Rust removal from a skillet should best be done outdoors due to the potential mess, and secondly, to avoid setting off your smoke alarm while seasoning the skillet after de-rusting.
How To Remove Surface Rust From Your Skillet In 7 Steps
You will need a soft lint-free cotton cloth or paper towel, scraper, griddle scourer, water, and a seasoning compound.
- Place the skillet onto the burner and heat it until very hot.
- Scrape the skillet's surface until the rust starts flaking off using the scraper. Be careful not to scratch the skillet by exerting too much force. Take your time and keep the scraper at a shallow angle.
- Turn off the heat to avoid burning yourself.
- Using a paper towel or a cloth, wipe the surface clean of the rust residue.
- Pour water onto the griddle and wipe down with a cloth.
- Once cooled, rub down the surface with a scourer and rinse with water. Dish soap can be used at this cleaning stage as the skillet will be re-seasoned later.
- Should the rust remain, repeat steps 3 through 5.
The skillet's cooking surface will need to be re-seasoned to prevent it from rusting again. The re-seasoning also restores the nonstick cooking surface.
Seasoning and conditioning kits are available at most reputable retailers. Alternately seasoning can be done using good quality vegetable oil.
Cast Iron Skillet Care
Cast iron skillets require more care than conventional cooking pots and pans.
Skillets are made from cast iron, making that rare steak taste just that little bit better than when fried in a traditional frying pan.
Skillets degrade or rust because the protective layer of oil formed on the skillet's surface has worn off, allowing moisture to start the formation of rust.
Correct storage of the skillet is essential to avoid rust. This process starts when the cooking is done, and the skillet is being cleaned. Ideally, the skillet should only be wiped clean using a paper towel after cooking.
Should the skillet be really dirty, it can be washed in water containing a few drops of detergent soap. After thorough rinsing in clean water, the skillet must be thoroughly dried.

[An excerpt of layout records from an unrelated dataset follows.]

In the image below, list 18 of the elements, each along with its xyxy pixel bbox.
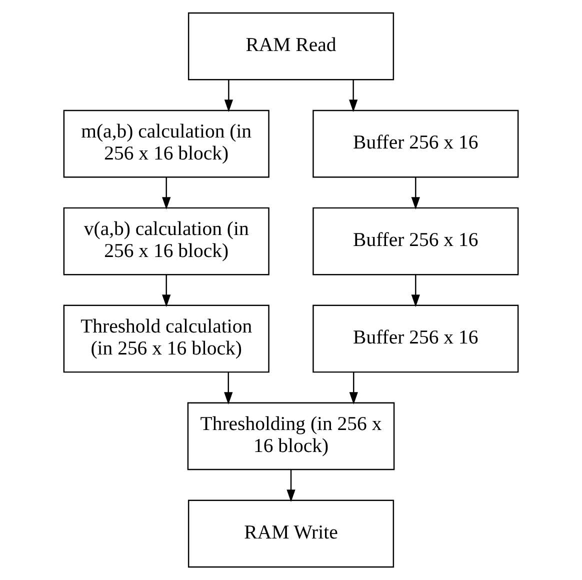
node-box: RAM Write — [188, 500, 394, 568]
arrow — [162, 274, 171, 307]
node-box: Thresholding (in 256 x 16 block) — [187, 402, 395, 470]
arrow — [224, 80, 233, 112]
node-box: v(a,b) calculation (in 256 x 16 block) — [63, 207, 270, 276]
node-box: RAM Read — [188, 12, 394, 80]
arrow — [411, 177, 420, 210]
arrow — [162, 177, 171, 210]
node-box: Threshold calculation (in 256 x 16 block) — [63, 304, 270, 373]
arrow — [349, 80, 358, 112]
node-box: Buffer 256 x 16 — [312, 110, 519, 178]
arrow — [286, 470, 296, 502]
node-box: m(a,b) calculation (in 256 x 16 block) — [63, 110, 270, 178]
node-box: Buffer 256 x 16 — [312, 304, 519, 373]
arrow — [349, 372, 358, 404]
node-box: Buffer 256 x 16 — [312, 207, 519, 276]
arrow — [411, 274, 420, 307]
arrow — [224, 372, 233, 404]
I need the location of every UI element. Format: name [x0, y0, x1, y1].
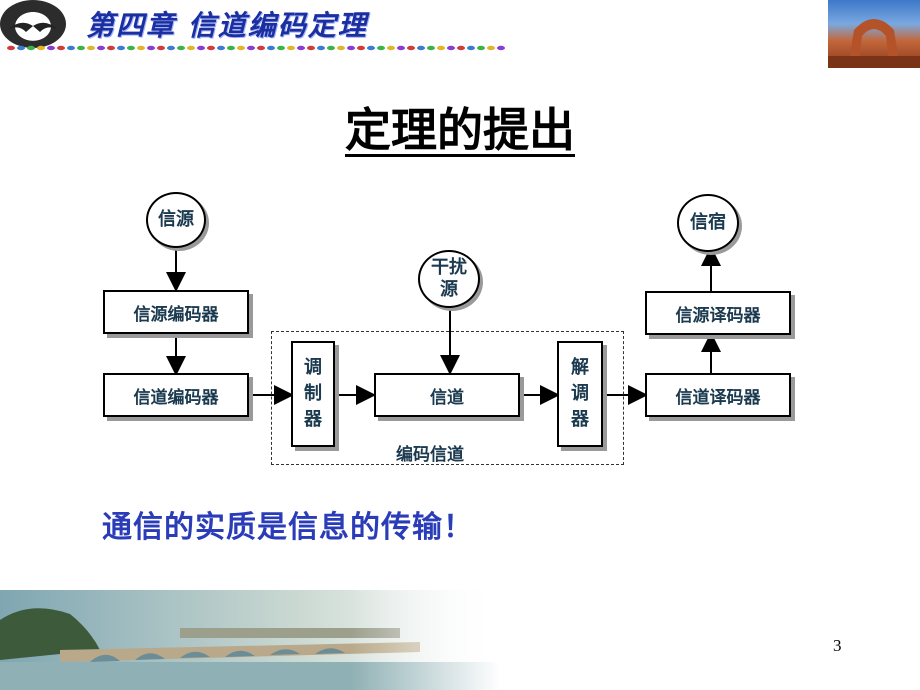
- modulator-node: 调制器: [291, 341, 335, 447]
- channel-encoder-node: 信道编码器: [103, 373, 249, 417]
- channel-decoder-node: 信道译码器: [645, 373, 791, 417]
- source-encoder-node: 信源编码器: [103, 290, 249, 334]
- source-decoder-node: 信源译码器: [645, 291, 791, 335]
- bat-logo-icon: [0, 0, 66, 48]
- bridge-landscape-icon: [0, 590, 500, 690]
- demodulator-node: 解调器: [557, 341, 603, 447]
- arch-photo-icon: [828, 0, 920, 68]
- sink-node: 信宿: [677, 194, 739, 252]
- noise-source-label-line1: 干扰: [431, 257, 467, 278]
- noise-source-label-line2: 源: [440, 279, 458, 300]
- coding-channel-region: [271, 331, 624, 465]
- page-number: 3: [833, 636, 842, 655]
- chapter-title: 第四章 信道编码定理: [86, 9, 368, 42]
- slide-title: 定理的提出: [345, 103, 575, 157]
- decorative-dot-line: [7, 45, 505, 51]
- coding-channel-label: 编码信道: [396, 445, 464, 465]
- source-node: 信源: [146, 192, 206, 248]
- noise-source-node: 干扰 源: [418, 250, 480, 308]
- channel-node: 信道: [374, 373, 520, 417]
- conclusion-text: 通信的实质是信息的传输！: [102, 510, 474, 545]
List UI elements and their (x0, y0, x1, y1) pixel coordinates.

A handy tip is to re-heat the skillet to promote evaporation of any water droplets still found on the surface.
After allowing the skillet to cool, it needs to be lightly seasoned by rubbing either one of the commercially available cast iron conditioners onto the surface or alternately lightly coating the surface with a good quality vegetable oil .
Regular use of the skillet is the best way to keep it in perfect working condition as the fats and oils found in food naturally season the surface during the cooking process.
Recipe Using a Cast Iron Skillet: Easy Keto Filet Mignon With Herb Butter
A well-seasoned skillet is easy to clean by wiping the surface down with a clean paper towel or lint-free cotton cloth. If it is really dirty, washing it in soapy water is the only option.
Removing surface rust from a skillet is quickly done using a scraper with a nylon scourer and water.
To remove stubborn rust, heat the skillet to a high temperature on the stove. This will loosen the rust flakes.
Once it has cooled sufficiently, scraping, scouring, wiping, and washing the skillet in water will remove any remaining rust particles.
Dry the skillet thoroughly after cleaning and season the surface well before storing it.